The Composability Question

The other argument for CLI-style tool interfaces is composability: piping output from one tool into another, chaining commands, building up complex operations from primitives. cat file.txt | grep "error" | wc -l is elegant because each tool does one thing and the pipe is the universal connector.

Agent systems need composability too, but the pipe metaphor breaks down. Agent tool calls aren't linear pipelines — they're trees. An agent might call three tools in parallel, use results from two of them to decide a fourth call, and retry a fifth based on an error from the first. That's not stdin | stdout. That's orchestration.

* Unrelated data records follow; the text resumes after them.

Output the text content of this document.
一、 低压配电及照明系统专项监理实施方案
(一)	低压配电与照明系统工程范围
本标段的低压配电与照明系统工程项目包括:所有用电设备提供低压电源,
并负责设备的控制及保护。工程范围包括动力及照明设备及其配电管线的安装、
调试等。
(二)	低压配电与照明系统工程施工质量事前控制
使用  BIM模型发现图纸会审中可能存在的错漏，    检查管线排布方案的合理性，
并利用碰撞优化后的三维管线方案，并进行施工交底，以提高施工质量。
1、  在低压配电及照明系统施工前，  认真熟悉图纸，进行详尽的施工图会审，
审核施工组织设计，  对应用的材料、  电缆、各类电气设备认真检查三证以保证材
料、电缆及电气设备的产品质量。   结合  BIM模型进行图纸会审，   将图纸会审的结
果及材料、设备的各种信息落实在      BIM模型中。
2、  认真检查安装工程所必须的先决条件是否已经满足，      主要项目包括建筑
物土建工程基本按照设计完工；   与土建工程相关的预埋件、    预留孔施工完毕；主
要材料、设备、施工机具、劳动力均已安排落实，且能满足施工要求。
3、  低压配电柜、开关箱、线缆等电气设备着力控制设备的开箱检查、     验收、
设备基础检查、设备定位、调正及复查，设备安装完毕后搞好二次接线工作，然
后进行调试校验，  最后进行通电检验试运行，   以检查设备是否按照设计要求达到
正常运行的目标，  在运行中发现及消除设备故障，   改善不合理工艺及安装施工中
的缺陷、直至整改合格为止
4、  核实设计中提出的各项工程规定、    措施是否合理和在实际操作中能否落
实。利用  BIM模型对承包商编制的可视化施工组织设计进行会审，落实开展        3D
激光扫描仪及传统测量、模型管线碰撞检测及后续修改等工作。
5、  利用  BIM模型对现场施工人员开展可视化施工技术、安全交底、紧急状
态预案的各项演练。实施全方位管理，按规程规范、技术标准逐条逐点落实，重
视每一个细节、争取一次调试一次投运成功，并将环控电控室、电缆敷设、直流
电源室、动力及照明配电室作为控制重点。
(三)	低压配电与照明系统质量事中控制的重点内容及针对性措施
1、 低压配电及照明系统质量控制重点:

This is where workers come in. Instead of piping CLI commands, you compose agents:

workers:
  research-assistant:
    description: Researching a topic in depth
    display: stream
    tools:
      search: web-search

agent:
  model: anthropic/claude-sonnet-4-5
  system: system
  workers: [research-assistant]
  tools: [web-search, create-report]
  agentic: true

The parent agent can call the research-assistant worker the same way it calls any tool. The worker runs its own steps, uses its own model configuration, makes its own tool calls, and returns a result. That's composability at the right level — not piping text between processes, but delegating structured tasks between agents with typed inputs and outputs.

What Actually Deserves Your Attention

If you're building agent systems, here's where the real engineering problems live — none of which change based on your tool calling syntax:

Execution context. Does the tool handler have access to the current user's auth context? Can it read request headers? Octavus supports this by letting you create tool handlers dynamically per request:

export async function POST(request: Request) {
  const user = await validateToken(
    request.headers.get('Authorization')
  );

  const session = client.agentSessions.attach(sessionId, {
    tools: {
      'get-my-orders': async (args) => {
        // Tool runs with the requesting user's context
        return await db.orders.findByUser(user.id);
      },
    },
  });

  const events = session.execute(payload);
  return new Response(toSSEStream(events));
}

Error propagation. When a tool fails, the error message goes back to the LLM, which decides how to respond. That's a different error model than a CLI returning a non-zero exit code. The agent might retry, ask the user for different input, or try an alternative approach. Your error messages need to be LLM-legible, not just human-readable.

Interactive tools. Some tool calls shouldn't auto-complete — they need the user to confirm, provide input, or make a choice. That's a state machine problem (idle → streaming → awaiting-input → streaming), not an interface format problem.

Tool visibility. Should the user see that a tool is running? Should they see the arguments? The results? Display modes (hidden, name, description, stream) control the user experience of tool execution. CLI vs. JSON has nothing to say here.

The Pattern That Matters

The CLI vs. function-calling debate recapitulates an older argument: REST vs. RPC. That debate was also nominally about interface format (URLs and verbs vs. method names and arguments), but the actual lesson was about something else: having a uniform interface with clear contracts makes systems easier to compose, debug, and evolve.

The same lesson applies to agent tools. The format of the call doesn't matter much. What matters is:

  • Declare the contract separately from the implementation. The tool's name, description, and parameters should live in the agent definition, not be inferred from code.
  • Let execution boundaries be an infrastructure decision. The same tool contract should be implementable server-side, client-side, or delegated to another agent.
  • Make composition explicit. Workers, structured handoffs, and typed inputs/outputs beat implicit piping for the kind of non-linear execution agents actually do.
  • Own your tool execution. Tools that touch your data should run on your infrastructure, inside your auth boundary, with your observability.

The interface syntax? Use whatever your model provider gives you. It's the least consequential choice in the stack.